Eritrean war lingers on

February 5, 1992
Issue 

By Dan Connell

KEREN — The road to Keren, Eritrea's second largest city, is littered with the twisted, rusting remains of Ethiopian army vehicles — Fiat transports, heavy-duty Russian trucks, eight-wheeled BRDM-2 armoured cars and T-54 and T-55 tanks. The highway itself is in shreds, its ageing asphalt surface torn up by military traffic and apparently not repaired for over a decade.

But it is not only the land that wears the ugly scars of a war that engulfed this contested Red Sea territory for more than 30 years. An estimated 50,000 Eritrean combatants and as many as 200,000 civilians lost their lives. Another 11,000 people were permanently maimed before the brutal regime of Mengistu Haile Mariam fell last May, bringing an end to Eritrea's long and bitter fight for independence.

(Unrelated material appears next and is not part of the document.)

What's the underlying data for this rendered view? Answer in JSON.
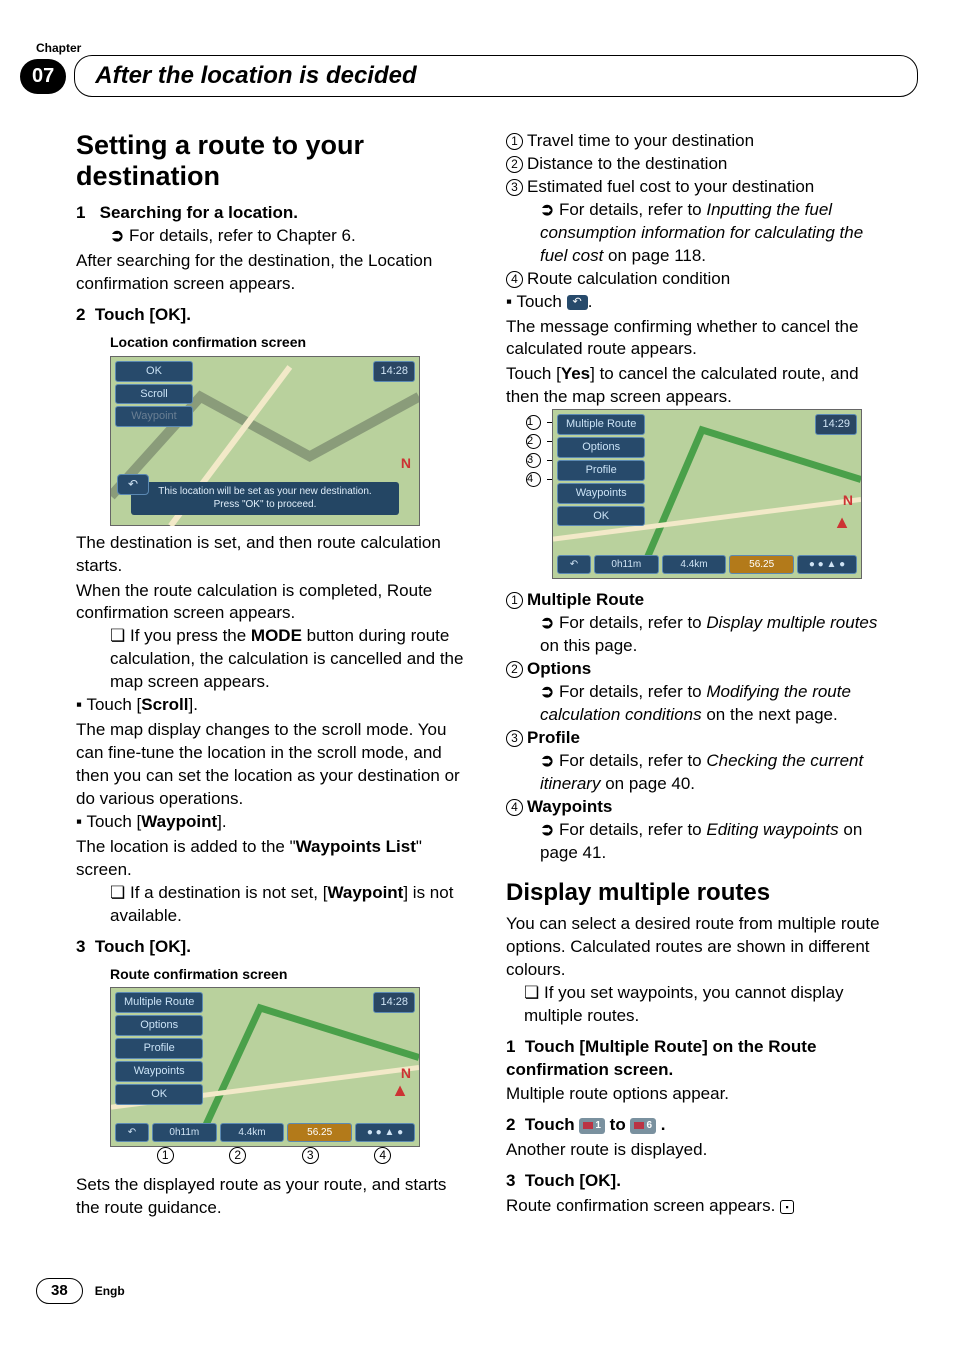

Ethiopian casualties were probably three or four times this number, though precise figures do not exist. The new Transitional Government of Ethiopia says that the former regime armed and trained over 1 million soldiers in 15 years and lost 320,000 of them in combat in Eritrea and elsewhere in Ethiopia. Tragically, the suffering is not yet over.

Recently three young boys herding their sheep and cattle on the slopes of Mt Lalamba on the outskirts of Keren were severely wounded when one of the animals stepped on a hidden land mine, left behind by panicked Ethiopian forces who fled to neighbouring Sudan on May 25, the day after the Eritrean People's Liberation Front captured Asmara, the Eritrean capital, and brought the war to an abrupt end.

Fifteen-year-old Idris Hamed lost one eye and suffered a compound leg fracture. Nuredin Farig also lost an eye. Eighteen-year-old Jamel Ali Jaber lost both of his legs.

The three boys are the latest of more than 200 civilian land mine casualties in Keren alone since the end of the fighting, according to doctors at the Keren hospital. They say that 90% of the serious injuries they now treat are land mine victims. The youngest amputee to date is five years old.

Officials of the provisional government of Eritrea, as the former insurgents now call themselves, say they have removed over 200,000 mines from farmland around Keren and more than 1 million elsewhere in Eritrea. They also warn that thousands more are still buried in the rocky soil here.

The problem is compounded by the rush of many local residents to resume agricultural activity after more than two years during which they were forcibly prevented from entering their fields. After EPLF fighting units entered the area in 1988, following the surprise defeat of government forces north of Keren at Af Abet, local authorities cleared a "cordon sanitaire" 10 kilometres from Keren and mined the entire strip around the city, farmers interviewed here say.

However, with a severe drought now in its second year and with the dstill due to the effects of the war, many farmers are anxious to get back to work. They are returning to plough their fields or to graze their animals regardless of the continuing danger from mines.

Idris Hamed Ali, 60, was walking from his village to the market in Keren when he inadvertently triggered a land mine and blew his right leg off below the knee. "I was a carpenter — now I can do nothing", he said sadly.

Meanwhile, Keren has other problems as well. The city, whose population in the 1970s was only 20-25,000, swelled to three times its former size as displaced and impoverished villagers sought refuge here from fighting that reached a terrible peak in its last months.

"The mountains were flaming, all roads were blocked, and whole villages were reduced to debris. It was beyond the medieval times of Europe", said Afa Ghebre, a relief worker here with the Eritrean Catholic Secretariat.

Now that some villagers are returning to their homes outside Keren, however, other refugees are flowing in from squalid camps across the border in Sudan, where more than 500,000 Eritreans sought sanctuary over the past quarter century. This is putting a severe strain on Keren's meagre municipal resources, already stretched to the breaking point, local officials say.

Water, in short supply due to prolonged drought, is now being trucked daily to crowded neighbourhoods that lack functioning wells. Electricity is rationed, unemployment levels are extremely high, and most of the population is subsisting on donated relief grain.

The United Nations High Commission for Refugees is establishing a headquarters in Eritrea to assist returnees, but the official repatriation program is not scheduled to begin until January. Meanwhile, local Eritrean officials are struggling to keep up with the current influx. What they fear most is that returning refugees will camp in Keren rather than resettle in the countryside. "It will take time and much help to get these people back to their villages", said Keren deputy mayor Mohammed Saleh. "It is hard to convince them to go home because we have services here in Keren, and there is nothing for them to go back to in their villages."